Decisão essa última que foi proferida no seguintes exatos termos: “Julga-se improcedente a exceção de prescrição arguida pelos RR. com base no disposto no art. 482.º do CC, uma vez que, não obstante invocado pelo R., o instituto de enriquecimento sem causa, que tem natureza subsidiária (art. 474º CC), é aqui afastado por força das negociações existentes entre as partes com vista à conclusão de um negócio de trespasse, o que nos remete para o domínio da responsabilidade pré-contratual.”

4. Não se tendo conformando com tal decisão que julgou improcedente a aludida exceção de prescrição, os RR. dela apelaram.

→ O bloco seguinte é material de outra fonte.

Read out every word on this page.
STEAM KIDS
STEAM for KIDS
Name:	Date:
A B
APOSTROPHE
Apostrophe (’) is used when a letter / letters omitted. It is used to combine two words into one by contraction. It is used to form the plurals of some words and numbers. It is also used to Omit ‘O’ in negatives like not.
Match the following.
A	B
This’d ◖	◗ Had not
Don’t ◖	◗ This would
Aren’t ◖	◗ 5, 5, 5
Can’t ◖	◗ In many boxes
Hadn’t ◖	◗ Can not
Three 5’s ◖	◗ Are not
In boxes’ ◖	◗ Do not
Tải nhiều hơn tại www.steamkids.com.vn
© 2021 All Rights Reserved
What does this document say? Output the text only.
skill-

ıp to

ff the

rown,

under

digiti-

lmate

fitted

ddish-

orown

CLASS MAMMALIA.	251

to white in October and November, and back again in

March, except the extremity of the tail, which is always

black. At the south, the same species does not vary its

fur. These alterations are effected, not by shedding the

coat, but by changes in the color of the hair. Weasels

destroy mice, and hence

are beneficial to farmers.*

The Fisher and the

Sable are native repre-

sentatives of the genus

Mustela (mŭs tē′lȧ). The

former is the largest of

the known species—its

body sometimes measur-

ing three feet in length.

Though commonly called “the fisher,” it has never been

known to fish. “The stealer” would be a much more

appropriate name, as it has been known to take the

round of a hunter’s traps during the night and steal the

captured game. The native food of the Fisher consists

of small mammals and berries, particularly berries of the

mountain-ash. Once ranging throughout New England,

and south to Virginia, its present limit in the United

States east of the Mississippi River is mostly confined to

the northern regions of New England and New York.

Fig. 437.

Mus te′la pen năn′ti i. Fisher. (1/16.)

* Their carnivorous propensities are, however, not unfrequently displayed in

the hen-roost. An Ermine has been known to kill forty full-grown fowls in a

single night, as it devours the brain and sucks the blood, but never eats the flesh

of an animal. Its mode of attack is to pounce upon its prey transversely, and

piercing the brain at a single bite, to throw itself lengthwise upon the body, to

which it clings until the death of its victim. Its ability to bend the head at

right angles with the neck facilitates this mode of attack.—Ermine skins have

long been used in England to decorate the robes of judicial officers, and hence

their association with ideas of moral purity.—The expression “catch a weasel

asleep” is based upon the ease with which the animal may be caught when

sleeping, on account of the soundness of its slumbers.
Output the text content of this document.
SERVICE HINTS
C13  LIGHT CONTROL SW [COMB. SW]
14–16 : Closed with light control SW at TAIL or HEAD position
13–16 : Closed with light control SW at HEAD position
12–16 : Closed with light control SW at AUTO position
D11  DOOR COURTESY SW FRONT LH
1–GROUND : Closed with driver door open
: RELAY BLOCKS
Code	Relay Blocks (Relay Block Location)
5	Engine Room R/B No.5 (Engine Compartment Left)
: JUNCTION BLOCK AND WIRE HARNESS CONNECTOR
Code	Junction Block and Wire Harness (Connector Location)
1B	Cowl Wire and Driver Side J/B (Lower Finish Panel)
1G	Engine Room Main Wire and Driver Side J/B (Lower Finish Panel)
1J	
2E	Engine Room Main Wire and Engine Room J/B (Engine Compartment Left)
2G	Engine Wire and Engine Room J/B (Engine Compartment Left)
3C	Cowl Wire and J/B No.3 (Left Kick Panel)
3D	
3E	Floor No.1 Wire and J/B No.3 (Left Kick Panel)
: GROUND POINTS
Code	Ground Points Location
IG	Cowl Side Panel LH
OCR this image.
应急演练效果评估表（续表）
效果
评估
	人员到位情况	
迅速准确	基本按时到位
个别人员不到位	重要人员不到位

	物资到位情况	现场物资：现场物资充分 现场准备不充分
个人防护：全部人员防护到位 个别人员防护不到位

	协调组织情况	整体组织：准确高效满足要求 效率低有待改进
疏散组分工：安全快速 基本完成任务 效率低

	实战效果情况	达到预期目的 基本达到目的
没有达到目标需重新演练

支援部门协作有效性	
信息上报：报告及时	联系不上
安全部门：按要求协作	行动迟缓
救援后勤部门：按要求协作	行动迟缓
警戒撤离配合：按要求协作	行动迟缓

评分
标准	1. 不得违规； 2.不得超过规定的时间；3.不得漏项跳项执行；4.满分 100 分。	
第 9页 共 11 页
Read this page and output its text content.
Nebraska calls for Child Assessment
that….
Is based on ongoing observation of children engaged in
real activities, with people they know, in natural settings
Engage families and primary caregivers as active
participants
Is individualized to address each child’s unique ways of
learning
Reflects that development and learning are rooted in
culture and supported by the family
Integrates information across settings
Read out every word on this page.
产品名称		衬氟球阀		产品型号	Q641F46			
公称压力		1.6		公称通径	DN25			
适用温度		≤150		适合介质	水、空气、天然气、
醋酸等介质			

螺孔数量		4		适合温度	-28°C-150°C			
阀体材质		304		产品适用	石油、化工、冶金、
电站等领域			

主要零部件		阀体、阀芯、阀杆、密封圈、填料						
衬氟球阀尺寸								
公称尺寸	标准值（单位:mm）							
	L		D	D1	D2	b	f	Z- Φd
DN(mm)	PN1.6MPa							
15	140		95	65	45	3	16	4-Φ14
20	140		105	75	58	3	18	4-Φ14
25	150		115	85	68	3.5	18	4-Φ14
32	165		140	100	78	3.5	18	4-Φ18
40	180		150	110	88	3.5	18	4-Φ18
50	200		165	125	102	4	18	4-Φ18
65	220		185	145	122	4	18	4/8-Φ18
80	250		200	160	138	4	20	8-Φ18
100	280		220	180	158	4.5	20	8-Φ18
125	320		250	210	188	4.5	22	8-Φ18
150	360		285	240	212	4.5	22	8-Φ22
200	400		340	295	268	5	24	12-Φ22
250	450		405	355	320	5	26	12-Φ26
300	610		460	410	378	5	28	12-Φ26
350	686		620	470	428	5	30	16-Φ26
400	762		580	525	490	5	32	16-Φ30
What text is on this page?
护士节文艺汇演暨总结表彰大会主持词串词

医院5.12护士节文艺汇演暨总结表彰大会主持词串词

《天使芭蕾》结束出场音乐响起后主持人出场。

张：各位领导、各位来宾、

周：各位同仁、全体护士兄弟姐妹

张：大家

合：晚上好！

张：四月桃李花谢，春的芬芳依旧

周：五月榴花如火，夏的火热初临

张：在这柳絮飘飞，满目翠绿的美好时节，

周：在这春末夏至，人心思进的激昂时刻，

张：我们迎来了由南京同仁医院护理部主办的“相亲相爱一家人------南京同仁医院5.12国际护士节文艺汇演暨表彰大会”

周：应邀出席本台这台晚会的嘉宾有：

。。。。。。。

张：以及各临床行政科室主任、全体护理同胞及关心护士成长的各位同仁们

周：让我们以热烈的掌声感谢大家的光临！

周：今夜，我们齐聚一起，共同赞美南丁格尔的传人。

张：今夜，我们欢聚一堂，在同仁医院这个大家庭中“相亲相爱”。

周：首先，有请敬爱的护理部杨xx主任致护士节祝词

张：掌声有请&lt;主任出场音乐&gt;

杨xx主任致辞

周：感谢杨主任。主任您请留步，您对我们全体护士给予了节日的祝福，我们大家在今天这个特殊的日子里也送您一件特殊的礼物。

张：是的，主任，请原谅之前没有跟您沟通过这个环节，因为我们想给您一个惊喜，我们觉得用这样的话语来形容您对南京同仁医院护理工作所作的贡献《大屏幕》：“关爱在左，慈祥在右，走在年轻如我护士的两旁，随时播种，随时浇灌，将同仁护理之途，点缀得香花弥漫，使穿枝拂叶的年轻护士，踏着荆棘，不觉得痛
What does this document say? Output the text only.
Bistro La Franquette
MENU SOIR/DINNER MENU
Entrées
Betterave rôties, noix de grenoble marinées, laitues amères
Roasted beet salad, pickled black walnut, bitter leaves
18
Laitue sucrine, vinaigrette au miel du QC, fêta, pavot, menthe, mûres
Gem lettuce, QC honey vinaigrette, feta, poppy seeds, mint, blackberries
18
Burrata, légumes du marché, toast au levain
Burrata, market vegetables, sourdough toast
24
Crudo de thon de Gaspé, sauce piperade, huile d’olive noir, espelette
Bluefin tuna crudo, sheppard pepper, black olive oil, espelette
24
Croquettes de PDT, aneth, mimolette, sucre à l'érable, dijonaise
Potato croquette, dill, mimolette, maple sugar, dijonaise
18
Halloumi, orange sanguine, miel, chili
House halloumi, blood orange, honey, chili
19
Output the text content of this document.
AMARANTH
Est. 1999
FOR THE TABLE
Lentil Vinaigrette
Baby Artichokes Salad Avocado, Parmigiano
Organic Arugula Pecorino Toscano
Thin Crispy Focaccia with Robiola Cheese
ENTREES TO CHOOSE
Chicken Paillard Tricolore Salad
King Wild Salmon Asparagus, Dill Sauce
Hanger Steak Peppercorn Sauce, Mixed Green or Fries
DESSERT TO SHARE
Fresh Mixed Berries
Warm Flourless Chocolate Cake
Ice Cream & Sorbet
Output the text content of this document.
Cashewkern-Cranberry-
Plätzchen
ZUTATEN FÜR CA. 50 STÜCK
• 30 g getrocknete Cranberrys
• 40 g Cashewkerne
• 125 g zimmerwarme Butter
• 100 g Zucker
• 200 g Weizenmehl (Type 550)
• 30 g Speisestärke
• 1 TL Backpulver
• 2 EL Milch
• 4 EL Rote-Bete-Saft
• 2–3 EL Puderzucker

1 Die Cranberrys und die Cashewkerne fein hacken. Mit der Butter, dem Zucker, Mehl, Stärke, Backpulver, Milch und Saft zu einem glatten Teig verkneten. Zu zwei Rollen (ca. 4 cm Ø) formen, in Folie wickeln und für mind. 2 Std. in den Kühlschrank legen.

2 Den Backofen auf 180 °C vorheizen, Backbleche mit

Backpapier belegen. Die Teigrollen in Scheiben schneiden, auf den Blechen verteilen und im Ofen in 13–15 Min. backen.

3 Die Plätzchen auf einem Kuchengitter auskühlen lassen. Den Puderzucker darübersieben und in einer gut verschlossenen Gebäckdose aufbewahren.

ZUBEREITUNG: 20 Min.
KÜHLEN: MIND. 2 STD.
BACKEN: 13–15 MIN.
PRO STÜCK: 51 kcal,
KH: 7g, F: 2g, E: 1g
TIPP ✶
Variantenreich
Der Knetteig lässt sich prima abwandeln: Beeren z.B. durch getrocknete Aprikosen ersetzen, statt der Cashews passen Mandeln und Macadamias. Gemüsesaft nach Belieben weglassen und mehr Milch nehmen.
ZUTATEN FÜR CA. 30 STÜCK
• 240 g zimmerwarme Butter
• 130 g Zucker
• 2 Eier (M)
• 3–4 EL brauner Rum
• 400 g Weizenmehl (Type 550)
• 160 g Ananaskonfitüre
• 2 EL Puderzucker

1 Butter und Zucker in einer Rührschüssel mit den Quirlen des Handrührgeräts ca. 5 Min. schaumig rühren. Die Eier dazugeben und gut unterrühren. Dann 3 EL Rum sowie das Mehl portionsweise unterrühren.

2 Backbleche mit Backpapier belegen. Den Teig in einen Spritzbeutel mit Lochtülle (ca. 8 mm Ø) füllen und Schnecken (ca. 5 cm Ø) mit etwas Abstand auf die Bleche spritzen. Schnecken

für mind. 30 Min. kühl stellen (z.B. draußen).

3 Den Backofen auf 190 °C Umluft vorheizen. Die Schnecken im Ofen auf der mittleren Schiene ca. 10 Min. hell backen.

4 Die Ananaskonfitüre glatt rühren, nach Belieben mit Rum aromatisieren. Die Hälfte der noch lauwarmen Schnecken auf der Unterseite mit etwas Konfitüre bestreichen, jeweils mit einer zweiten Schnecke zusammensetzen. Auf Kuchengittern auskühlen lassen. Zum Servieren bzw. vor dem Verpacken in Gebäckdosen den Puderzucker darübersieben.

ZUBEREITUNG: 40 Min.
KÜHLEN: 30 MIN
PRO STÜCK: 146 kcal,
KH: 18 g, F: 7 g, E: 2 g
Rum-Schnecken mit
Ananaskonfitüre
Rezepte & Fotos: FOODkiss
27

5. Os RR. concluíram as suas alegações de recurso nos seguintes termos (expurgadas da citação de jurisprudência):

...

6. O autor contra-alegou, concluindo nos seguintes termos (expurgadas do conclusão I por a questão nele suscitada já ter sido antes decidida):

(…).

7. Cumpre-nos, agora, apreciar e decidir.


II- Fundamentação
A)  De facto.

AA) Devem ter -se- como assentes os seguintes factos:

a) Aqueles que se encontram descritos no relatório que antecede sob os nºs. 1.2, 1.3, 1.4, 1.5, 1.6, 1.7, 1.11 e 1.19 (por admissão de acordo das partes, sendo que o último resulta da própria certidão da petição inicial que nos foi remetida).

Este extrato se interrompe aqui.